13. The Sunken Paradise
Im Gegensatz zu allen anderen Songs, hat dieser eine stark balladeske Note, bedingt durch den Einsatz einer Akustikgitarre. Der Refrain ist erneut absolut charttauglich, ohne jedoch die nötige Härte zu verlieren.

14. Aeon
So jetzt kommen wir wieder zurück auf die zu Anfang erwähnte Überraschung. Herr Krull verkündete vor versammelter Mannschaft, dass eben dieser Song noch nicht ganz fertig wäre, da man dazu noch sangeskräftige Unterstützung eines Chores benötige.
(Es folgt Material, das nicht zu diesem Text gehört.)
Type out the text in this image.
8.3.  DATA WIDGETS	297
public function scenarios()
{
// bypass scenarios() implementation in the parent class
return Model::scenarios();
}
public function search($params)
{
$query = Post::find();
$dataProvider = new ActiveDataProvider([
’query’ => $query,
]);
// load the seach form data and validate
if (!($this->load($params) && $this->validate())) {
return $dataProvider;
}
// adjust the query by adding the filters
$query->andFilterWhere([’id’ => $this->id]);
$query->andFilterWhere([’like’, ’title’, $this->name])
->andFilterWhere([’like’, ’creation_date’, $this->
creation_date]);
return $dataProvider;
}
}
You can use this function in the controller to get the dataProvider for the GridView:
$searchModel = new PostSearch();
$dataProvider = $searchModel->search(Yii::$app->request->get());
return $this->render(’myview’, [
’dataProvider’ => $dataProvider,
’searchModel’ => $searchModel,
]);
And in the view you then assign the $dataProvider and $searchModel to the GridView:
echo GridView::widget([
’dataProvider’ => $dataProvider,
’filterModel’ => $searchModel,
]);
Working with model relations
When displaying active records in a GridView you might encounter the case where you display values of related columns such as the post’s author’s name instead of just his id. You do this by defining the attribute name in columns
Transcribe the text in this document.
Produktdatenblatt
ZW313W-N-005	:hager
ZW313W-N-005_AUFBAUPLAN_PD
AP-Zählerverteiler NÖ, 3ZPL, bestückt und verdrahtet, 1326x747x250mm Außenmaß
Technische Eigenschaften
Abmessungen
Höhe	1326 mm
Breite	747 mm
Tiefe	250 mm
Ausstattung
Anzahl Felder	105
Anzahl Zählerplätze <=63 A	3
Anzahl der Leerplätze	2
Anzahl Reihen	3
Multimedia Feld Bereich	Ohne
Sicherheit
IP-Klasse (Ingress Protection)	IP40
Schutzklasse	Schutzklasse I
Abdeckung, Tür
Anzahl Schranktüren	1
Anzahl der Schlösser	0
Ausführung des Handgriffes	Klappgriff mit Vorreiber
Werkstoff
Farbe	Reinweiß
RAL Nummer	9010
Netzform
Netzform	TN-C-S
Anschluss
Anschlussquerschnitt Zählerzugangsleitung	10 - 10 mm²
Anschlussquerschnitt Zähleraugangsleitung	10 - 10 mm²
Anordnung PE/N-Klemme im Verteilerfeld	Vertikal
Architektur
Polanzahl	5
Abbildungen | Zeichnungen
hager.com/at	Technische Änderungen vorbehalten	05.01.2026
Freudestrahlend teilte er uns weiter mit, dass er gerne uns für diesen Part „engagieren“ würde. Gesagt getan, formierten sich immer vier, vom Bleistiftrocker zum Atrocity Chor aufgestiegene, Schreiberlinge um das bereits vorbereitete Mikro. Unter Anleitung des „Reglerschiebers“ Krull liefen alle zu Höchstleistungen auf. Nicht nur diese Einlage, sondern auch der Song an sich, angelegt im midtempo Bereich, versetzt mit ohrwurmartigen Vocals, machen dieses Stück zu einer absoluten Metal-Hymne. Die Frage, wie es denn nun mit einer Beteiligung an den Einnahmen aussehen würde, ließen die Jungs, mit einem verschmitzten Lächeln auf den Lippen, offen.

15. Ein Volk
Ein weiteres Stück, welches uns nicht präsentiert wurde. Aufgrund des Titels lässt sich allerdings wieder eine eher experimentelle Nummer vermuten.

Mal abgesehen von dem Schweden, der seinen Alkoholpegel mittlerweile in astronomische Höhen geschraubt hatte, und sich zu einigen undefinierbaren Aussagen hinreißen ließ, waren alle nach dieser Hörprobe mehr als geplättet. Keiner der Anwesenden hatten mit einem derartigen Brett gerechnet, welches auch noch so opulent in Szene gesetzt werden würde. Für mein Dafürhalten ein Album, das für einigen Wirbel sorgen könnte. Wer allerdings die am 15.03.2004 erscheinende Single „Cold Black Days“ als Referenz für das Scheibchen heranziehen möchte, sollte sich bewusst machen, dass Atlantis ne ganze Spur härter sein wird. Eigentlich waren alle zufrieden und eine sichtlich gelöster Alexander Krull ließ sich noch zu einigen Schnappschüssen vor dem mit zahlreichen Piranhas gefüllten Aquarium überreden. Den Abschluss fand der wirklich gelungene Abend in der Rockfabrik zu Ludwigsburg, in der dann, für den einen früher für den anderen später, die Lichter ausgingen. Geiler Abend mit klasse Mucke.